When Porsche initially decided to move forward with the Porsche Panamera, a lot of options were on the menu, including a traditional three-box sedan. But there were enough of those in the market and not so many hatchbacks. Since then, more hatchbacks have joined the luxury arena, including the Audi A7 and the Tesla Model S. But the Panamera stands alone: More spacious than the A7 and more luxurious than the Tesla, it’s a valid contender against the Audi A8, the BMW 7-series, and the Mercedes-Benz S-class, although its shape and dynamics pit it against top versions of the Germans’ sleeker offerings, such as the Audi RS7, BMW M6 Gran Coupe, and Mercedes-AMG CLS63 S.

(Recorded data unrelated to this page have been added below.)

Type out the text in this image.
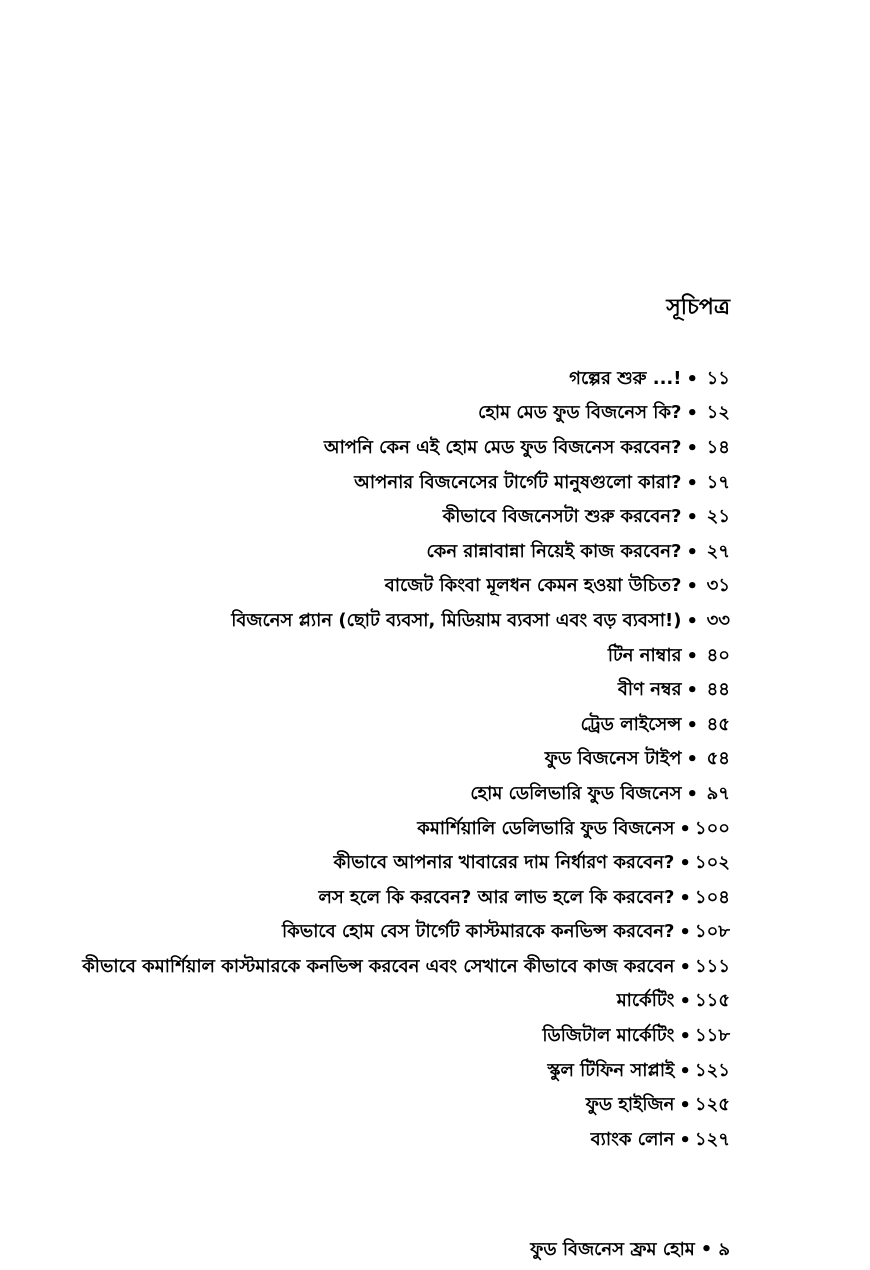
সূচিপত্র
গল্পের শুরু ...! • ১১
হোম মেড ফুড বিজনেস কি? • ১২
আপনি কেন এই হোম মেড ফুড বিজনেস করবেন? • ১৪
আপনার বিজনেসের টার্গেট মানুষগুলো কারা? • ১৭
কীভাবে বিজনেসটা শুরু করবেন? • ২১
কেন রান্নাবান্না নিয়েই কাজ করবেন? • ২৭
বাজেট কিংবা মূলধন কেমন হওয়া উচিত? • ৩১
বিজনেস প্ল্যান (ছোট ব্যবসা, মিডিয়াম ব্যবসা এবং বড় ব্যবসা!) • ৩৩
টিন নাম্বার • ৪০
বীণ নম্বর • ৪৪
ট্রেড লাইসেন্স • ৪৫
ফুড বিজনেস টাইপ • ৫৪
হোম ডেলিভারি ফুড বিজনেস • ৯৭
কমার্শিয়ালি ডেলিভারি ফুড বিজনেস • ১০০
কীভাবে আপনার খাবারের দাম নির্ধারণ করবেন? • ১০২
লস হলে কি করবেন? আর লাভ হলে কি করবেন? • ১০৪
কিভাবে হোম বেস টার্গেট কাস্টমারকে কনভিন্স করবেন? • ১০৮
কীভাবে কমার্শিয়াল কাস্টমারকে কনভিন্স করবেন এবং সেখানে কীভাবে কাজ করবেন • ১১১
মার্কেটিং • ১১৫
ডিজিটাল মার্কেটিং • ১১৮
স্কুল টিফিন সাপ্লাই • ১২১
ফুড হাইজিন • ১২৫
ব্যাংক লোন • ১২৭
ফুড বিজনেস ফ্রম হোম • ৯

It looks better—a lot better
The second generation of the Panamera, which Porsche launched at a lavish event in Berlin, takes everything a step forward: It’s slightly more prominent, it’s more powerful, it’s said to perform better, and it’s fitted with a cutting-edge man-machine interface. What’s more, it looks better—a lot better. When we rode along on a prototype drive in South Africa earlier this year, we got a sense of the much-improved proportions of the new car. Its roofline has been lowered over the rear passengers, and the shape of the side-window opening resembles that of the 911.
Now the camouflage has been lifted entirely, and we like what we see. The LED headlights, available in various levels of technical sophistication, look futuristic, and the taillights resemble the 911s. They stretch across the Panamera’s rear, and the effect is as stunning as it is ultramodern.

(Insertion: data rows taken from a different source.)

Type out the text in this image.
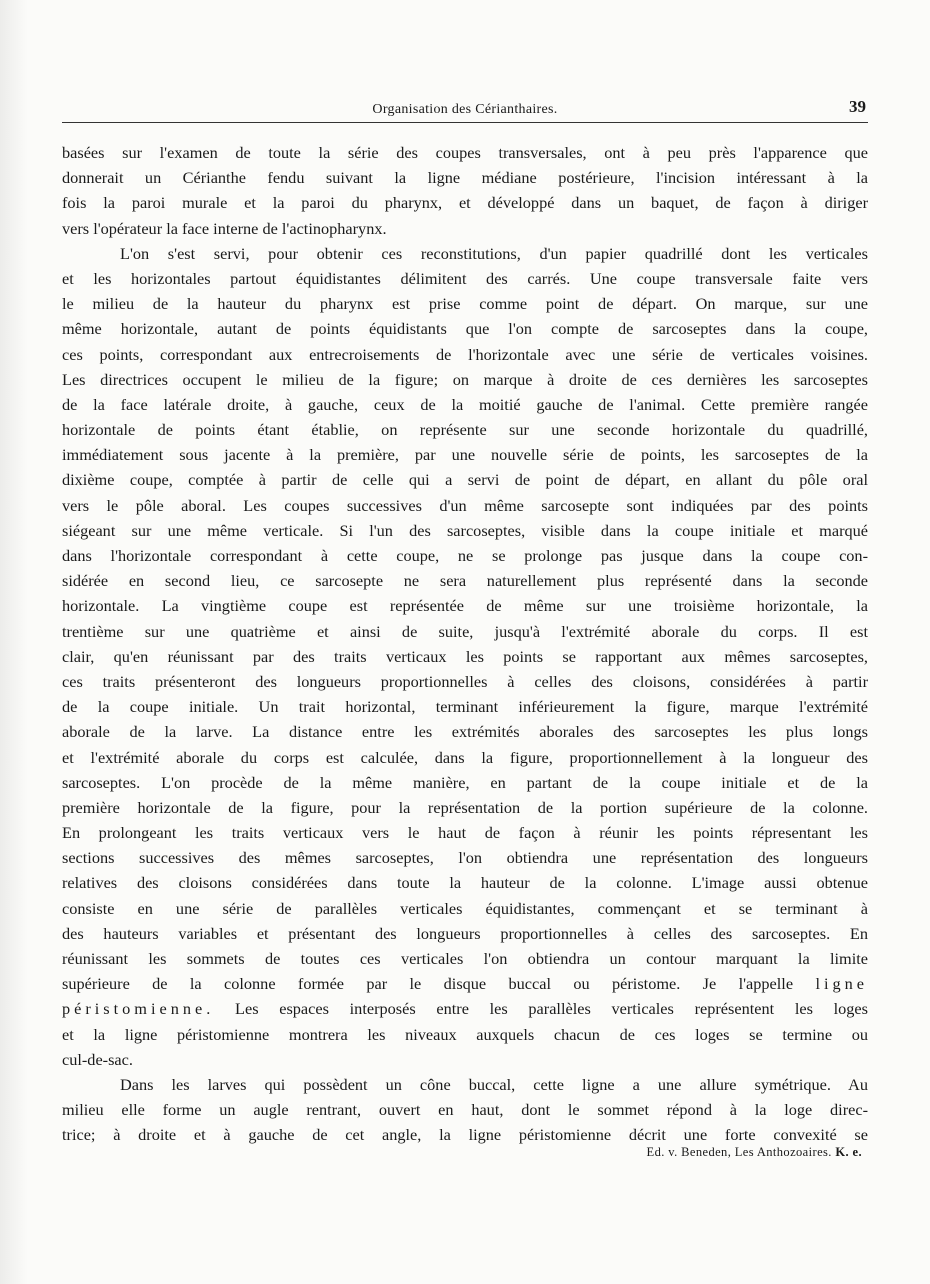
Organisation des Cérianthaires.	39
basées sur l'examen de toute la série des coupes transversales, ont à peu près l'apparence que
donnerait un Cérianthe fendu suivant la ligne médiane postérieure, l'incision intéressant à la
fois la paroi murale et la paroi du pharynx, et développé dans un baquet, de façon à diriger
vers l'opérateur la face interne de l'actinopharynx.
L'on s'est servi, pour obtenir ces reconstitutions, d'un papier quadrillé dont les verticales
et les horizontales partout équidistantes délimitent des carrés. Une coupe transversale faite vers
le milieu de la hauteur du pharynx est prise comme point de départ. On marque, sur une
même horizontale, autant de points équidistants que l'on compte de sarcoseptes dans la coupe,
ces points, correspondant aux entrecroisements de l'horizontale avec une série de verticales voisines.
Les directrices occupent le milieu de la figure; on marque à droite de ces dernières les sarcoseptes
de la face latérale droite, à gauche, ceux de la moitié gauche de l'animal. Cette première rangée
horizontale de points étant établie, on représente sur une seconde horizontale du quadrillé,
immédiatement sous jacente à la première, par une nouvelle série de points, les sarcoseptes de la
dixième coupe, comptée à partir de celle qui a servi de point de départ, en allant du pôle oral
vers le pôle aboral. Les coupes successives d'un même sarcosepte sont indiquées par des points
siégeant sur une même verticale. Si l'un des sarcoseptes, visible dans la coupe initiale et marqué
dans l'horizontale correspondant à cette coupe, ne se prolonge pas jusque dans la coupe con-
sidérée en second lieu, ce sarcosepte ne sera naturellement plus représenté dans la seconde
horizontale. La vingtième coupe est représentée de même sur une troisième horizontale, la
trentième sur une quatrième et ainsi de suite, jusqu'à l'extrémité aborale du corps. Il est
clair, qu'en réunissant par des traits verticaux les points se rapportant aux mêmes sarcoseptes,
ces traits présenteront des longueurs proportionnelles à celles des cloisons, considérées à partir
de la coupe initiale. Un trait horizontal, terminant inférieurement la figure, marque l'extrémité
aborale de la larve. La distance entre les extrémités aborales des sarcoseptes les plus longs
et l'extrémité aborale du corps est calculée, dans la figure, proportionnellement à la longueur des
sarcoseptes. L'on procède de la même manière, en partant de la coupe initiale et de la
première horizontale de la figure, pour la représentation de la portion supérieure de la colonne.
En prolongeant les traits verticaux vers le haut de façon à réunir les points répresentant les
sections successives des mêmes sarcoseptes, l'on obtiendra une représentation des longueurs
relatives des cloisons considérées dans toute la hauteur de la colonne. L'image aussi obtenue
consiste en une série de parallèles verticales équidistantes, commençant et se terminant à
des hauteurs variables et présentant des longueurs proportionnelles à celles des sarcoseptes. En
réunissant les sommets de toutes ces verticales l'on obtiendra un contour marquant la limite
supérieure de la colonne formée par le disque buccal ou péristome. Je l'appelle ligne
péristomienne. Les espaces interposés entre les parallèles verticales représentent les loges
et la ligne péristomienne montrera les niveaux auxquels chacun de ces loges se termine ou
cul-de-sac.
Dans les larves qui possèdent un cône buccal, cette ligne a une allure symétrique. Au
milieu elle forme un augle rentrant, ouvert en haut, dont le sommet répond à la loge direc-
trice; à droite et à gauche de cet angle, la ligne péristomienne décrit une forte convexité se
Ed. v. Beneden, Les Anthozoaires. K. e.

The Panamera is the first model built off the Volkswagen Group’s MSB architecture (Modularer Standard-Baukasten, or standard modular architecture—with “standard” here indicating a front-engine, rear- or four-wheel-drive layout). The powertrains are new. At launch, there will be a 2.9-litre twin-turbo V-6 in the Panamera 4S, rated at 440 horsepower, and a 4.0-litre twin-turbo V-8 in the Panamera Turbo, good for 550 horsepower. Europe also gets a 422-hp 4.0-litre V-8 turbodiesel; we don’t, but down the road, we will get an entry-level 3.0-litre turbo gasoline V-6 with around 350 horsepower, as well as a hybrid. A 3.0-litre V-6 TDI, which is the only carryover engine, will remain absent from the U.S. Expect a Turbo S again, this time with at least 600 horsepower, and a further entry-level model—designed for maximum efficiency but not hybridized—could come with the rear-wheel drive. Initially, all Panameras will feature all-wheel drive and a ZF-sourced eight-speed dual-clutch automatic.
The new Panamera’s performance encroaches on supercar territory. The 4S, which shares its engine with the upcoming Audi RS4 and RS5, charges from zero to 60 mph in a claimed 4.2 seconds; the Turbo manages it in 3.6 seconds, and in both cases, the optional Sport Chrono package shaves off a further 0.2 second thanks to its launch-control function. Stated top speed is 180 mph for the 4S and 190 mph for the Turbo. But fuel consumption is said to be lower by over 10 per cent in both models.
Similarly significant are the body variations: Porsche has officially confirmed that it will do a station-wagon version of the Panamera (previewed by the fetching Sport Turismo concept) and that it will be sold in the United States. Moreover, there again will be a stretched Panamera, likely to carry forward the Executive designation.
It’s not that the Panamera needs extra wheelbase. Despite the lower roofline above the rear passengers, headroom is virtually the same as before, which is to say generous. The trunk is bigger, too. Meanwhile, the interior ambience has been thoroughly upgraded, both up front and in the rear. The Panamera comes with an entirely rethought and redesigned user interface. While keeping the previous model’s aesthetics, characterised by angular horizontal lines and an array of buttons, the new model switches to a touchscreen interface in the centre console both in the front and (optionally) in the rear. Above the console, Porsche has fitted a large TFT screen. The driver looks at a relatively slim instrument cluster with an analogue central tachometer flanked by TFT screens. There is no optional head-up display, however, which seems a glaring omission.
When we rode in the new Panamera’s final prototypes, we were stunned by the incredible road-holding and the balance between performance and comfort. It’s an impressive car even with the standard suspension, but it truly shines when fitted with the optional three-chamber air springs, the active anti-roll system, and the rear-wheel-steering system (which requires a 48-volt electrical circuit in addition to the standard 12-volt architecture).
The first two Panamera models to arrive in the U.S. next January, the 4S and the Turbo, are priced slightly higher than their predecessors. The 4S starts at $101,040, $1690 higher than before, and the Turbo has a base price of $147,950, $5600 more than before.